My Fiance

My Fiance
arlan berhak tau



" ***Lalu sekarang gimana al,.?? Gimana dengan hubungan kita,? Gimana dengan aku al? " Tanya Zain lirih..


" Aku bener bener minta maaf Zain, aku emang salah, aku udah salah paham, tapi waktu gak bisa di ulang, sekarang aku udah punya arlan, jadi aku mohon,. Jangan kasih tau arlan tentang hubungan kita, anggap aja kita udah putus dari dulu, aku mohon, jangan pernah sakitin arlan " Pinta alana pelan,


Sekarang, dia sudah berada di posisi yang membingungkan,. Dia sangat merasa bersalah pada Zain, sangat.

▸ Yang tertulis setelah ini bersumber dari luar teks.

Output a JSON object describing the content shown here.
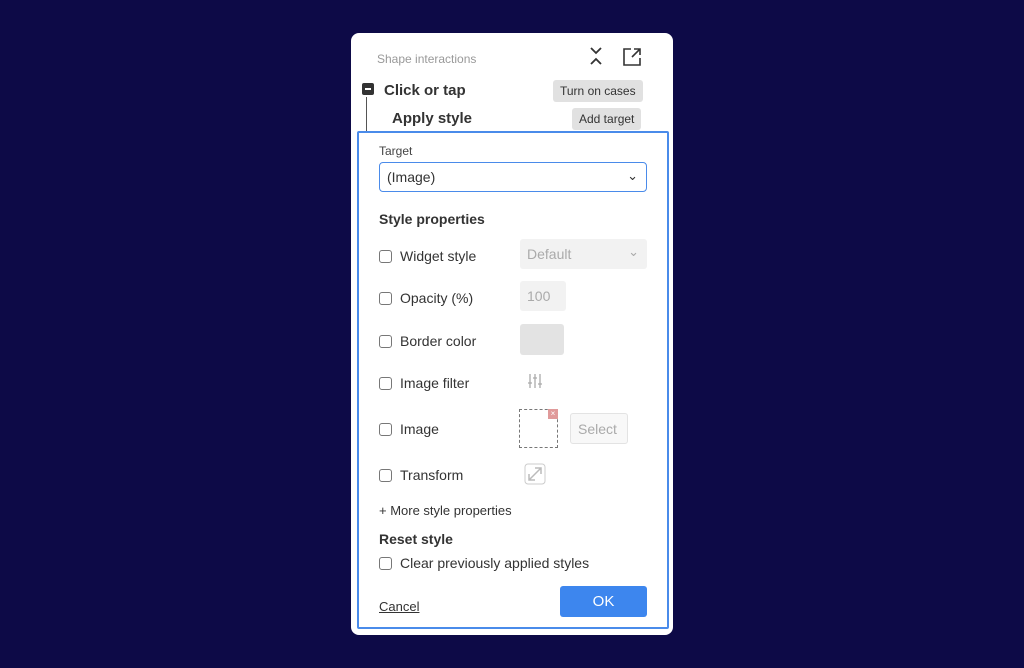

" Tapi arlan berhak tau al "


" Dan aku gak mau arlan tau "


" Oke.. Aku gak akan kasih tau Arlan. Jadi Kamu kapan balik ke Jakarta ? " Tanya Zain kemudian


" Mungkin 7 hari lagi " Jawab alana pelan.


" Emm.. Besok bisa ketemu lagi gak? " Pinta Zain hati hati.

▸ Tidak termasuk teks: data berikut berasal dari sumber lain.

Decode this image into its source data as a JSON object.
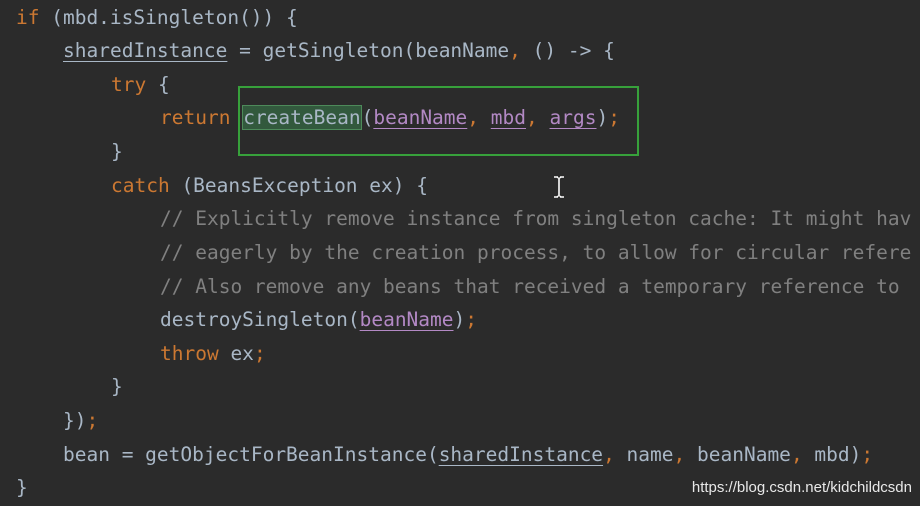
{
  "colors": {
    "background": "#2b2b2b",
    "keyword": "#cc7832",
    "identifier": "#a9b7c6",
    "parameter": "#b389c5",
    "comment": "#808080",
    "selection_border": "#37a13b",
    "word_highlight": "#32593d"
  },
  "code": {
    "l1": {
      "kw_if": "if",
      "rest": " (mbd.isSingleton()) {"
    },
    "l2": {
      "field": "sharedInstance",
      "mid": " = getSingleton(beanName",
      "comma": ",",
      "lambda": " () -> {"
    },
    "l3": {
      "kw_try": "try",
      "rest": " {"
    },
    "l4": {
      "kw_return": "return",
      "method": "createBean",
      "open": "(",
      "p1": "beanName",
      "c1": ",",
      "p2": "mbd",
      "c2": ",",
      "p3": "args",
      "close": ")",
      "semi": ";"
    },
    "l5": {
      "brace": "}"
    },
    "l6": {
      "kw_catch": "catch",
      "rest": " (BeansException ex) {"
    },
    "l7": {
      "comment": "// Explicitly remove instance from singleton cache: It might hav"
    },
    "l8": {
      "comment": "// eagerly by the creation process, to allow for circular refere"
    },
    "l9": {
      "comment": "// Also remove any beans that received a temporary reference to"
    },
    "l10": {
      "call": "destroySingleton(",
      "p1": "beanName",
      "close": ")",
      "semi": ";"
    },
    "l11": {
      "kw_throw": "throw",
      "rest": " ex",
      "semi": ";"
    },
    "l12": {
      "brace": "}"
    },
    "l13": {
      "close": "})",
      "semi": ";"
    },
    "l14": {
      "start": "bean = getObjectForBeanInstance(",
      "field": "sharedInstance",
      "c1": ",",
      "a2": " name",
      "c2": ",",
      "a3": " beanName",
      "c3": ",",
      "a4": " mbd)",
      "semi": ";"
    },
    "l15": {
      "brace": "}"
    }
  },
  "icons": {
    "cursor": "i-beam-cursor-icon"
  },
  "watermark": "https://blog.csdn.net/kidchildcsdn"
}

" Gak bisa, aku sibuk " Jawab alana pelan.


" Aku mohon al, untuk yang terakhir kalinya,.. Aku mohon " Pinta Zain lagi dengan suara memelas.

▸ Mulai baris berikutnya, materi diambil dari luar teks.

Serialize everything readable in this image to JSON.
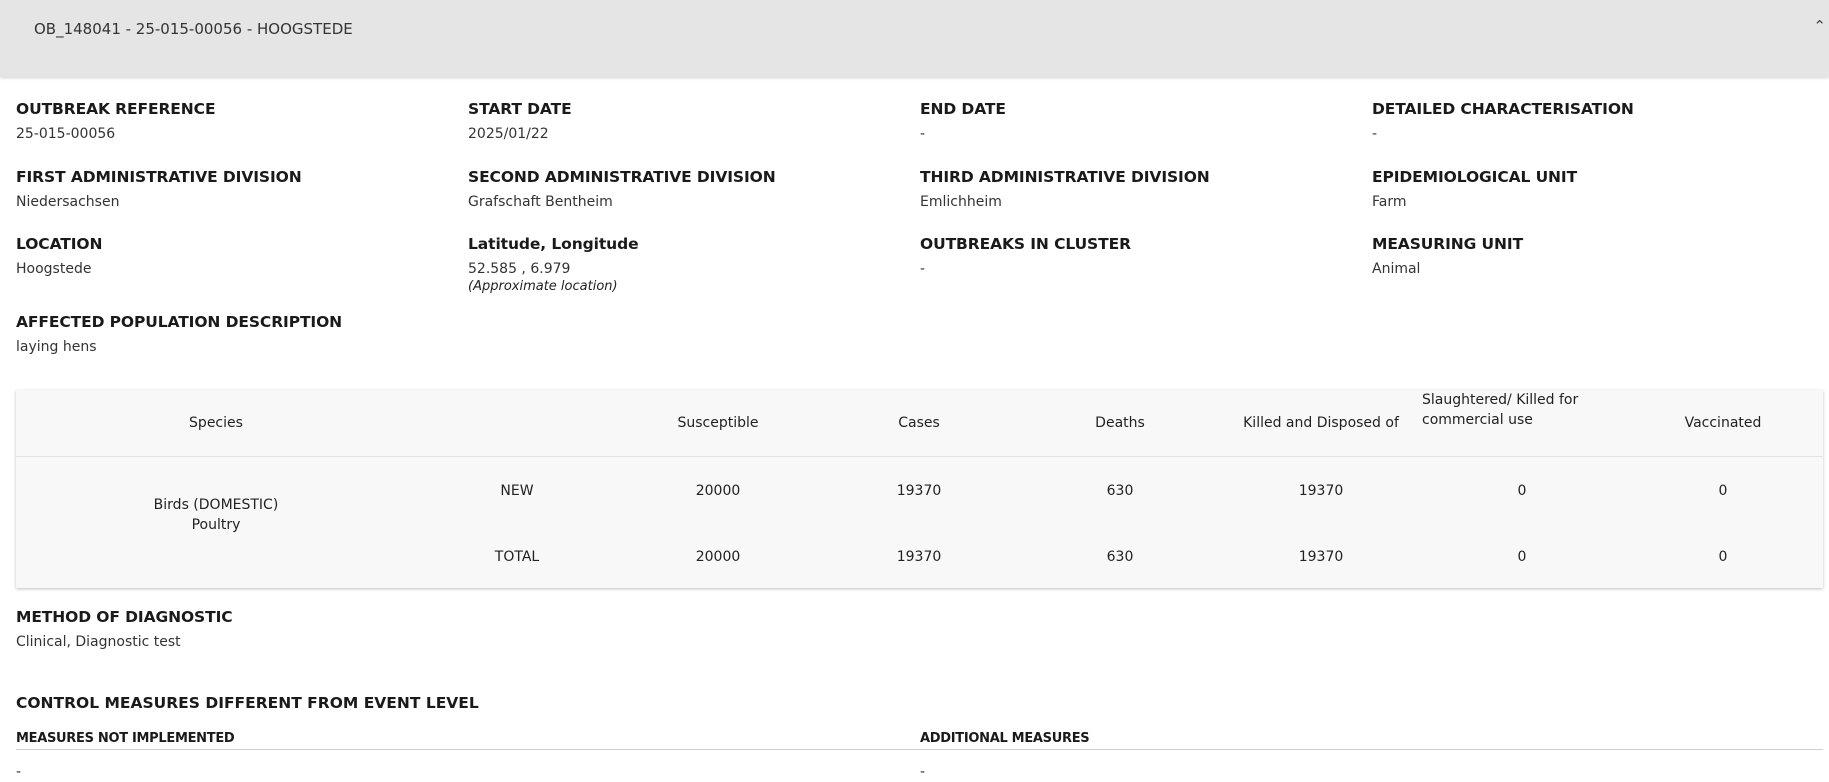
{
  "header": {
    "title": "OB_148041 - 25-015-00056 - HOOGSTEDE"
  },
  "fields": {
    "outbreak_reference": {
      "label": "OUTBREAK REFERENCE",
      "value": "25-015-00056"
    },
    "start_date": {
      "label": "START DATE",
      "value": "2025/01/22"
    },
    "end_date": {
      "label": "END DATE",
      "value": "-"
    },
    "detailed_characterisation": {
      "label": "DETAILED CHARACTERISATION",
      "value": "-"
    },
    "first_admin_division": {
      "label": "FIRST ADMINISTRATIVE DIVISION",
      "value": "Niedersachsen"
    },
    "second_admin_division": {
      "label": "SECOND ADMINISTRATIVE DIVISION",
      "value": "Grafschaft Bentheim"
    },
    "third_admin_division": {
      "label": "THIRD ADMINISTRATIVE DIVISION",
      "value": "Emlichheim"
    },
    "epidemiological_unit": {
      "label": "EPIDEMIOLOGICAL UNIT",
      "value": "Farm"
    },
    "location": {
      "label": "LOCATION",
      "value": "Hoogstede"
    },
    "lat_long": {
      "label": "Latitude, Longitude",
      "value": "52.585 , 6.979",
      "note": "(Approximate location)"
    },
    "outbreaks_in_cluster": {
      "label": "OUTBREAKS IN CLUSTER",
      "value": "-"
    },
    "measuring_unit": {
      "label": "MEASURING UNIT",
      "value": "Animal"
    },
    "affected_population": {
      "label": "AFFECTED POPULATION DESCRIPTION",
      "value": "laying hens"
    }
  },
  "table": {
    "headers": {
      "species": "Species",
      "susceptible": "Susceptible",
      "cases": "Cases",
      "deaths": "Deaths",
      "killed": "Killed and Disposed of",
      "slaughtered_line1": "Slaughtered/ Killed for",
      "slaughtered_line2": "commercial use",
      "vaccinated": "Vaccinated"
    },
    "species_line1": "Birds (DOMESTIC)",
    "species_line2": "Poultry",
    "rows": [
      {
        "type": "NEW",
        "susceptible": "20000",
        "cases": "19370",
        "deaths": "630",
        "killed": "19370",
        "slaughtered": "0",
        "vaccinated": "0"
      },
      {
        "type": "TOTAL",
        "susceptible": "20000",
        "cases": "19370",
        "deaths": "630",
        "killed": "19370",
        "slaughtered": "0",
        "vaccinated": "0"
      }
    ]
  },
  "diagnostic": {
    "label": "METHOD OF DIAGNOSTIC",
    "value": "Clinical, Diagnostic test"
  },
  "control_measures": {
    "title": "CONTROL MEASURES DIFFERENT FROM EVENT LEVEL",
    "not_implemented_label": "MEASURES NOT IMPLEMENTED",
    "not_implemented_value": "-",
    "additional_label": "ADDITIONAL MEASURES",
    "additional_value": "-"
  }
}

" Iya.. Oke.. Oke.. Di mana? "


" Di sini, di tempat yang sama "


" Baiklah.. Aku pulang dulu, " Pamit alana kemudian.


" Sebentar al " Cegah zain. " Ada yang pengen gue kasih sama loe " Lanjut zain


" Zain please "


" Al, aku mohon,. "


" Apa? " Tanya alana kemudian.


Zain mengambil sesuatu di saku kemeja nya, setelah itu dia mengeluarkan sebuah cincin berlian, ralat, bukan cincin berlian, melainkan cincin biasa yang di ukir dari kayu, tapi terlihat menarik dengan di lengkapi sebuah nama,.. Yaa nama, nama inisial mereka berdua, 'A&Z'..


Zain kemudian menyerahkan cincin itu kepada alana .


" Zain, maaf aku bener2 gak bisa pakai cincin itu " Tolak alana baik baik.


" Aku gak pernah nyuruh make cincin ini al, aku hanya mau kamu simpen cincin ini, sebagai kenangan dari aku , itu dulu aku yang buat sendiri, dan gak sempet aku kasih ke kamu, jadi aku mohon, sekali aja, hargai pemberian aku ini " Pinta Zain memohon.


" Oke.. Aku aku akan simpen cincin ini baik baik " Kata alana mengambil alih cincin itu dari tangan Zain, dan memasukkan benda bundar kecil itu ke dalam tas nya.


" Ya udah, aku balik " Pamit alana beranjak dari duduknya .


" Sampai ketemu besok al "


" Oke " Ucap alana tersenyum tipis, setelah itu berlalu pergi meningalkan Zain yang masih mematung menatap punggung alana yang mulai tak terlihat.


😚😚😚😚


Alana keluar dari cafe itu dengan langkah yang tergesa gesa, gadis itu terlalu takut jika ada yang melihatnya bersama zain...


" Ya ampunn.. Arlan nelpon gue sebanyak ini? " Gumam alana saat memeriksa ponselnya dan sudah 94 panggilan tak terjawab dari arlan. Juga beberapa ratus notif pesan yang masuk.


" Kok gue gak denger sih " Keluh nya lagi yang merasa menyesal...


Dia dengan buru buru, berlari kecil untuk segera tiba di hotel.


" Alana " Panggil seseorang tiba tiba.


Alana mencari arah suara.. Dan di salah satu kedai Rafa melambaikan tangannya, bukan hanya sendiri, melainkan bersama Andra, Adit, bela, juga sasa,,. Alana yang melihat sekumpulan sahabat nya itu langsung melangkah menghampiri tempat mereka .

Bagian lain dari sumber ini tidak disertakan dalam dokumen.